Hier machte nicht nur der Sauerstoffmangel den Aufenthalt allmählich unwirtlich. Auch die anfangs lähmende Hitze war nun bissigen Hochgebirgstemperaturen gewichen, so Glaser.

Solche Strapazen sind ohne eine intensive Vorbereitung unmöglich zu meistern. Der Hausener hält sich mit Radfahren, Joggen und größeren Wandertouren über Schwarzwald und Alb fit. Und doch stellt sich die Sinn-Frage: "Muss man sich das mit beinahe 70 Jahren noch antun?"

Glaser ist ehrlich: "Nachdem es mitten in der Nacht vom Camp zur Gipfelbesteigung los gegangen ist – und man schläft in diesen Höhen sehr unruhig – stellt man sich in den Stunden auf dem Weg zur Spitze schon immer wieder mal die Frage: ›Warum mache ich das eigentlich?‹ Steht man aber oben, dann weiß man: ›Ich habe es geschafft‹. Dieses Gefühl überwiegt alle anderen Strapazen. Das ist unglaublich."

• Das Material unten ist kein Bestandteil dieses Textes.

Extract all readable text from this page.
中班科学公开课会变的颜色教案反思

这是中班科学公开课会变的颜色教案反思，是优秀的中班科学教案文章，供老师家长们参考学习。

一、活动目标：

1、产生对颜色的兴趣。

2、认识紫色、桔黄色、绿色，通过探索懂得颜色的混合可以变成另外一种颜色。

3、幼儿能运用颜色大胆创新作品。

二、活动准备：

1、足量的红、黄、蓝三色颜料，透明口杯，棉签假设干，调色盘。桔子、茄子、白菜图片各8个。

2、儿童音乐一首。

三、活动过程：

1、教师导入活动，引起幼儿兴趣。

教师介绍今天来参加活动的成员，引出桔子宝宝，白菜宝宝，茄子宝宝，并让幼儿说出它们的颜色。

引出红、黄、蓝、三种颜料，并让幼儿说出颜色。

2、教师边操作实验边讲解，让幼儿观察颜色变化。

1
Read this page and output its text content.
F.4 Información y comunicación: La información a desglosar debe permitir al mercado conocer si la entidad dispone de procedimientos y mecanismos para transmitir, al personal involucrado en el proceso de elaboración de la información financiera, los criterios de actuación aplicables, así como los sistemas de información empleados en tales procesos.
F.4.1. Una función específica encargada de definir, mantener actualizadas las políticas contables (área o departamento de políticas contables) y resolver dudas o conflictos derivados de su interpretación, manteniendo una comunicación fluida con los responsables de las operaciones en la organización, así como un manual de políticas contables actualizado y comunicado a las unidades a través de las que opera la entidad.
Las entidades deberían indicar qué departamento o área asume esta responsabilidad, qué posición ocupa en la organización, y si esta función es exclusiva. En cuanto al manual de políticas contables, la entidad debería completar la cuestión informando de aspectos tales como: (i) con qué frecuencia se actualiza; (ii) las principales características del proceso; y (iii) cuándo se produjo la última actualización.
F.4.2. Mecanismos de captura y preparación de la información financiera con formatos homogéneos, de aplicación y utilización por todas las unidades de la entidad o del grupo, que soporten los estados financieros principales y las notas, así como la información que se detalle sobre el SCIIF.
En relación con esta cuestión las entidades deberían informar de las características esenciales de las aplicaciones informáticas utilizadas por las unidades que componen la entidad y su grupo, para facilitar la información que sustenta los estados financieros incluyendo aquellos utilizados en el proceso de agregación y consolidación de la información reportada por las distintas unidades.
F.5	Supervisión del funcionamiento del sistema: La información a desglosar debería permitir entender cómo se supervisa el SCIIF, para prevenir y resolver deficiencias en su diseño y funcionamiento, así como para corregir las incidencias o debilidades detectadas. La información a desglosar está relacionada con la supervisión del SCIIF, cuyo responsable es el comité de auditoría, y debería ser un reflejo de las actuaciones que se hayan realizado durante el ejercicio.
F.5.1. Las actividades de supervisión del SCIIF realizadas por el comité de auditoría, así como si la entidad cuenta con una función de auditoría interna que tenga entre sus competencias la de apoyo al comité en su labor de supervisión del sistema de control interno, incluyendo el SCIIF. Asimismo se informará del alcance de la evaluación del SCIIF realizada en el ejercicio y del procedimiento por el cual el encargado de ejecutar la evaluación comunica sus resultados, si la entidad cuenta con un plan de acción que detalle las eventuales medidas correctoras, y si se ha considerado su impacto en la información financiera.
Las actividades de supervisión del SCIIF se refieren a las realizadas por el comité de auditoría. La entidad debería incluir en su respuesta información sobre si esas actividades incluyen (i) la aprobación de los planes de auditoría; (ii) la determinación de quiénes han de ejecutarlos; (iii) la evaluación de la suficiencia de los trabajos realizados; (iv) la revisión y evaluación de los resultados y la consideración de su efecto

Echte Euphorie kommt bei Glaser aber erst auf, wenn er sich wieder im Basis-Camp befindet, erzählt er: "Dann erst habe ich die Gefahren des Aufstiegs hinter mir – und manchmal glaubt man bei Tageslicht besehen kaum, wo man Stunden zuvor in der Nacht herumgekraxelt ist."

Zudem ging der Abstieg vom 6000er durchaus an die körperliche Substanz, die immerhin fast 70 Jahre auf dem Buckel: "Also da habe ich meine Knie schon gespürt, muss ich sagen", lässt Glaser seine schmerzlichen Erinnerungen an einen atemberaubenden Trip Revue passieren.

Ein Erinnerungsstück ganz anderen Zuschnitts hat der frühere Schulrektor indes auf dem Gipfel des Stok Kangri im Meer der bunten Gebetsfahnen hinterlassen: ein Souvenir-Tüchle, auf dem die Rottweiler Narretei abgebildet ist. Glaser hat eben nicht Erfahrungen aus einer Fremden Kultur mit nach Hause gebracht – ein Stück Rottweiler Kultur hat durch ihn nun eine windige Heimat im indischen Hochgebirge gefunden.